Patung Luis de Camoes di The Camoes Garden (https://www.thepoortraveler.net)
Patung Luis de Camoes di The Camoes Garden (https://www.thepoortraveler.net)
Untuk mengenal peradaban Macao, tentu harus mengenal sejarah dan kebudayaannya. Karenanya, Museu de Macao a.k.a Macao Museum tak akan dilewatkan. Terlebih Fortaleza do Monte, tempat museum ini berada; adalah benteng pertahanan tertua di Macao, salah satu destinasi wisata sejarah yang wajib dikunjungi. 

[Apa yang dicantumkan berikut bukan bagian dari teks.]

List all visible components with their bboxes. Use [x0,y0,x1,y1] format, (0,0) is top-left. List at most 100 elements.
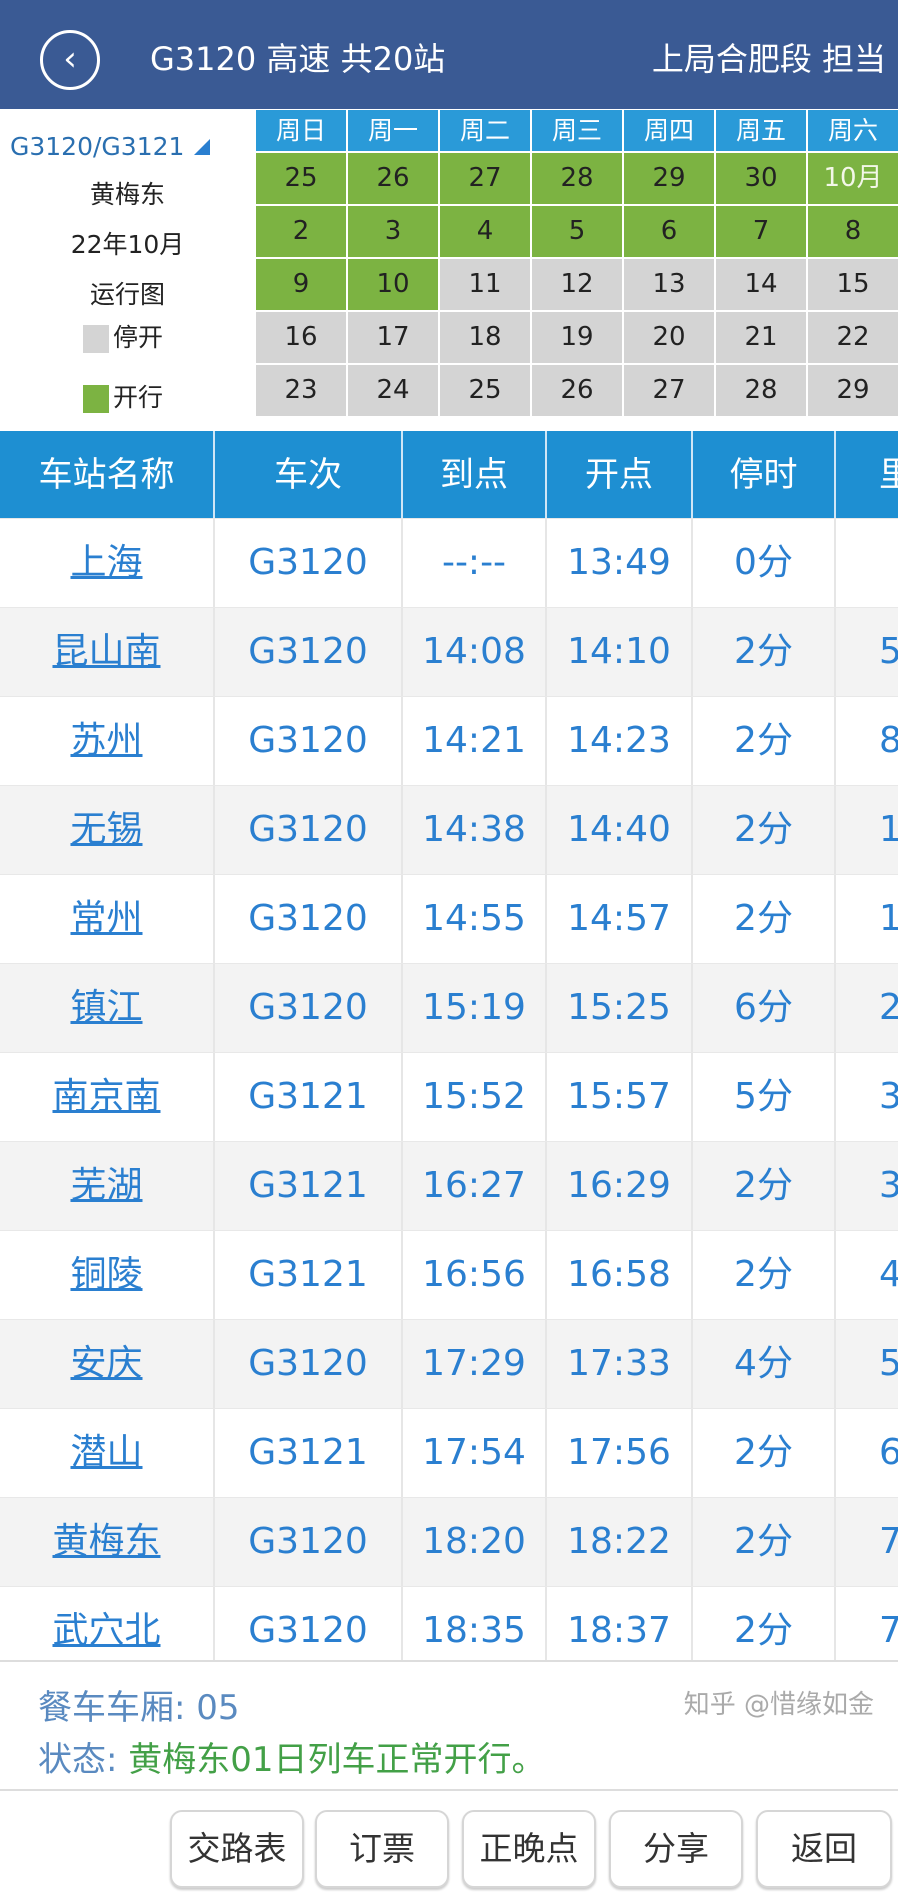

Dari sini, penyusuran sejarah berlanjut ke The Ruins of St Paul Church, dan berkeliling di alun - alun Macao, Largo de Senado. Saat menuliskan rencana perjalanan ini, jadi terpikir juga untuk mengunjungi gereja dan kapel lain yang ada di Macao selain The Ruins of St. Paul's. Ingin memanjat menara lonceng St. Dominic's Church untuk melihat koleksi artefak yang tersimpan di dalam Museum of Sacred Art. Ingin berlari ke Penha Hill, bermain dan menikmati Macao dari ketinggian di pekarangan Chapel of Our Lady of Penha.

Museu de Macao (dok. http://macau.com.au)
Museu de Macao (dok. http://macau.com.au)
Guaia Chapel (dok. http://www.china-macau.com)
Guaia Chapel (dok. http://www.china-macau.com)
Ah, dan tentu saja masih ada Chapel of St. Francis Xavier, Chapel of St. Michael, St. Anthony Church, dan Guaia Chapel; tempat - tempat yang menyimpan tinggalan sejarah yang menjadikan diri bersemangat untuk segera mewujudkan penyusuran jejak ke Macao demi menautkan rindu Maria untuk Samuel, saleum [oli3ve].